In comparison with the static (long run) fixed effects model, the results suggest that SARS has a significant negative impact on short run international tourist arrivals. Overall, the empirical estimates suggest that human deaths arising from SARS greatly reduce international tourist arrivals, and the impact is much more serious than for Avian Flu.

5. Conclusion

The primary purpose of the paper was to compare the effects of SARS and human deaths arising from Avian Flu on international tourist arrivals in Asia. The effects of SARS and human deaths from Avian Flu are directly comparable because both refer to human deaths. In order to reflect appropriately the impacts of the two independent events, we estimated the SARS model for the period January 2003–December 2003, and the Avian Flu model for the period January 2004–July 2007.

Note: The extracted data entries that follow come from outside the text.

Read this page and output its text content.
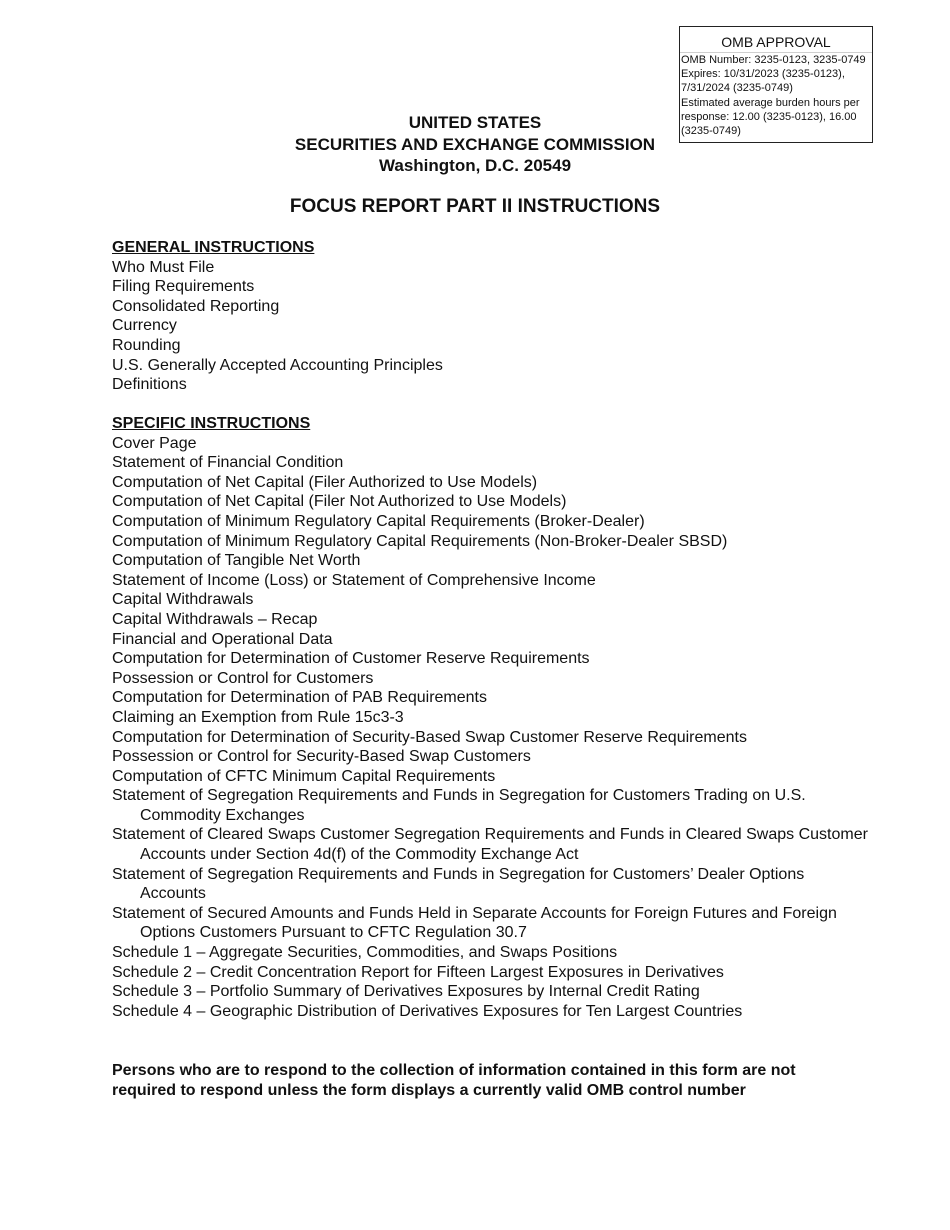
OMB APPROVAL
OMB Number: 3235-0123, 3235-0749
Expires: 10/31/2023 (3235-0123),
7/31/2024 (3235-0749)
Estimated average burden hours per
response: 12.00 (3235-0123), 16.00
(3235-0749)
UNITED STATES
SECURITIES AND EXCHANGE COMMISSION
Washington, D.C. 20549
FOCUS REPORT PART II INSTRUCTIONS
GENERAL INSTRUCTIONS
Who Must File
Filing Requirements
Consolidated Reporting
Currency
Rounding
U.S. Generally Accepted Accounting Principles
Definitions
SPECIFIC INSTRUCTIONS
Cover Page
Statement of Financial Condition
Computation of Net Capital (Filer Authorized to Use Models)
Computation of Net Capital (Filer Not Authorized to Use Models)
Computation of Minimum Regulatory Capital Requirements (Broker-Dealer)
Computation of Minimum Regulatory Capital Requirements (Non-Broker-Dealer SBSD)
Computation of Tangible Net Worth
Statement of Income (Loss) or Statement of Comprehensive Income
Capital Withdrawals
Capital Withdrawals – Recap
Financial and Operational Data
Computation for Determination of Customer Reserve Requirements
Possession or Control for Customers
Computation for Determination of PAB Requirements
Claiming an Exemption from Rule 15c3-3
Computation for Determination of Security-Based Swap Customer Reserve Requirements
Possession or Control for Security-Based Swap Customers
Computation of CFTC Minimum Capital Requirements
Statement of Segregation Requirements and Funds in Segregation for Customers Trading on U.S. Commodity Exchanges
Statement of Cleared Swaps Customer Segregation Requirements and Funds in Cleared Swaps Customer Accounts under Section 4d(f) of the Commodity Exchange Act
Statement of Segregation Requirements and Funds in Segregation for Customers’ Dealer Options Accounts
Statement of Secured Amounts and Funds Held in Separate Accounts for Foreign Futures and Foreign Options Customers Pursuant to CFTC Regulation 30.7
Schedule 1 – Aggregate Securities, Commodities, and Swaps Positions
Schedule 2 – Credit Concentration Report for Fifteen Largest Exposures in Derivatives
Schedule 3 – Portfolio Summary of Derivatives Exposures by Internal Credit Rating
Schedule 4 – Geographic Distribution of Derivatives Exposures for Ten Largest Countries
Persons who are to respond to the collection of information contained in this form are not required to respond unless the form displays a currently valid OMB control number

The nature of the short run and long run relationships was examined empirically by estimating a static linear fixed effect model and difference transformation dynamic model, respectively. The data set for SARS was a significant expansion of that used in Kou et al. (2008), namely a panel of 9 SARS-infected countries and 7 SARS-infected countries with deaths over the period January 2003–December 2003, while the data set for Avian Flu was a panel of 6 Avian Flu countries with human deaths and infections over the period January 2004–July 2007.

A very important finding was that, in both the short run and long run, SARS had a more significant impact on international tourist arrivals than Avian Flu. In addition, the cases of deaths for both SARS and Avian Flu suggested that SARS is more important to international tourist arrivals than is Avian Flu. Thus, while SARS seems to have been eradicated whereas Avian Flu is almost certainly permanent, the effect of Avian Flu is not as significant empirically as that of SARS.

It is worth noting that a biased estimate of Avian Flu could possibly arise from mismeasured data (or errors in measurement), and hence lead to biased inferences. However, some infected countries may not report truthfully the precise number of outbreaks of Avian Flu in humans to the WHO (either through delays in reporting, or simply with holding the correct figures) because of the likely adverse effects of such reporting on the image of a safe tourist destination. On the other hand, most SARS-infected countries should be monitored more carefully by the WHO, as the transmission routes through direct person-to-person contact is of serious concern.

Based on the empirical results presented in the paper, the destructive effects of SARS and Avian Flu on international tourist arrivals are absolutely clear. In short, SARS had a significant negative effect, so it had to be controlled immediately. However, as the potential risks and damage arising from Avian Flu, and the subsequent pandemic influenza, is possibly much greater than for any previous diseases, the need for precautions in the event of an outbreak of Avian Flu and pandemic influenza warrants further attention and action.